Measuring from the 2007 highs AMAT would have become a buy on 11/20/08 and it would have taken until about April of 2014, or 5.5 years, to recover its pre-recession highs. The stock ultimately would have performed about the same as the S&P 500 over this period but the annual returns would have been over 20%, which is what I prefer to see from an investment like this.

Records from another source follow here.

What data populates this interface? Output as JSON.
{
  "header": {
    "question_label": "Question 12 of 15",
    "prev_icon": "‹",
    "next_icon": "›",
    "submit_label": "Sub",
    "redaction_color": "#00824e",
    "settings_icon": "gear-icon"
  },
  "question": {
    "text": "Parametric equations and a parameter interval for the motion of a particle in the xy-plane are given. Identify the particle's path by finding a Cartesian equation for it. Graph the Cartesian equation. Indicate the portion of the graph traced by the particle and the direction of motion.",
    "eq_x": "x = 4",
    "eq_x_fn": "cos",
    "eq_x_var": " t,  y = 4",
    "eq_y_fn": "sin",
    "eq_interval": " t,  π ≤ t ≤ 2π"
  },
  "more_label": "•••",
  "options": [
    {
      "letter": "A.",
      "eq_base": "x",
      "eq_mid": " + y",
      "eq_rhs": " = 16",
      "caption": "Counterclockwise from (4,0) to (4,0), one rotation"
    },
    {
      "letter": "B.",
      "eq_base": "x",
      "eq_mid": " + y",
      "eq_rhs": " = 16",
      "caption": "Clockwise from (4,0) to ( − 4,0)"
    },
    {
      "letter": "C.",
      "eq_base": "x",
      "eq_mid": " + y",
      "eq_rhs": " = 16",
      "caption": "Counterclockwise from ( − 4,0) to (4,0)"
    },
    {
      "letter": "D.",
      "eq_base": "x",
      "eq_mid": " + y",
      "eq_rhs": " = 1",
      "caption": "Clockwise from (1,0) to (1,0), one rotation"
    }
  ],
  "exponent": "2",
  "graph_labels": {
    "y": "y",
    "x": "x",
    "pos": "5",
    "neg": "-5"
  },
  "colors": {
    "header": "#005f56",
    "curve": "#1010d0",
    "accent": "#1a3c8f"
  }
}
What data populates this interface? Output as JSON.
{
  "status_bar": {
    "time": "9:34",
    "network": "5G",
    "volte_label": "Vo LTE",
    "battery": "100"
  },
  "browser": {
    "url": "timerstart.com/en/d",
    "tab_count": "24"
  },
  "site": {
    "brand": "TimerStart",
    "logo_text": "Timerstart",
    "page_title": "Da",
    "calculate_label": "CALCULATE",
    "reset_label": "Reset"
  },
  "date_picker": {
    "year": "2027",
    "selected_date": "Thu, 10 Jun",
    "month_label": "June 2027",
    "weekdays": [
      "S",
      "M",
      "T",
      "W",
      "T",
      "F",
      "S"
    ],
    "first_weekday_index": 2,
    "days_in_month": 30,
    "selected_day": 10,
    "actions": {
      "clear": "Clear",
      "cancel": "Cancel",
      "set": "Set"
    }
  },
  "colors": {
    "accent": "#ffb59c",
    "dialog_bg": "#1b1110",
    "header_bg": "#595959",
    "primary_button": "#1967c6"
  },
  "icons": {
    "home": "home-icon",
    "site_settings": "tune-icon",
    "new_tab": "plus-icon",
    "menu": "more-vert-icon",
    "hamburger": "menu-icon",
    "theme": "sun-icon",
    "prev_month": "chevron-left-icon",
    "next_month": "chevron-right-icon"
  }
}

Overall what the historical returns of buying this stock when it is -65% off its highs tells me is that I probably don’t want to buy any sooner than that. Sure, we are in a much better secular bull market now for their products, but we are also coming off a pretty big upcycle. If I am going to buy a deeply cyclical stock like this, I want to be rewarded well for it. I would not feel like the risk/reward was appropriate if I bought sooner than -65% off its highs, even if there is a decent chance it doesn’t fall that far.

Conclusion

Applied Materials’ high price this cycle was $167.06. A -65% discount to this price is $58.47 and if the stock hits that price I will be a buyer. As I’m finishing up this article the stock price has rallied to about $102 per share, so I still need a considerable drop from here for me to buy. I would give the stock about a 50/50 chance of falling that far during the current downcycle. Importantly, my “buy price” is not the same as what analysts call a “price target”. A price target is where analysts think a stock price has a high probability of being in 12 months or so. My buy price is where I think there is enough margin of safety and potential medium-term upside over the next 3-5 years for me to step in and actually buy the stock with my own money. So there is a difference, both in the probability of occurrence, and in the time frame. Though, I do think the odds are decent enough of my buy price hitting in the next 12-18 months, for me to share it in an article so readers can put it on their shopping lists.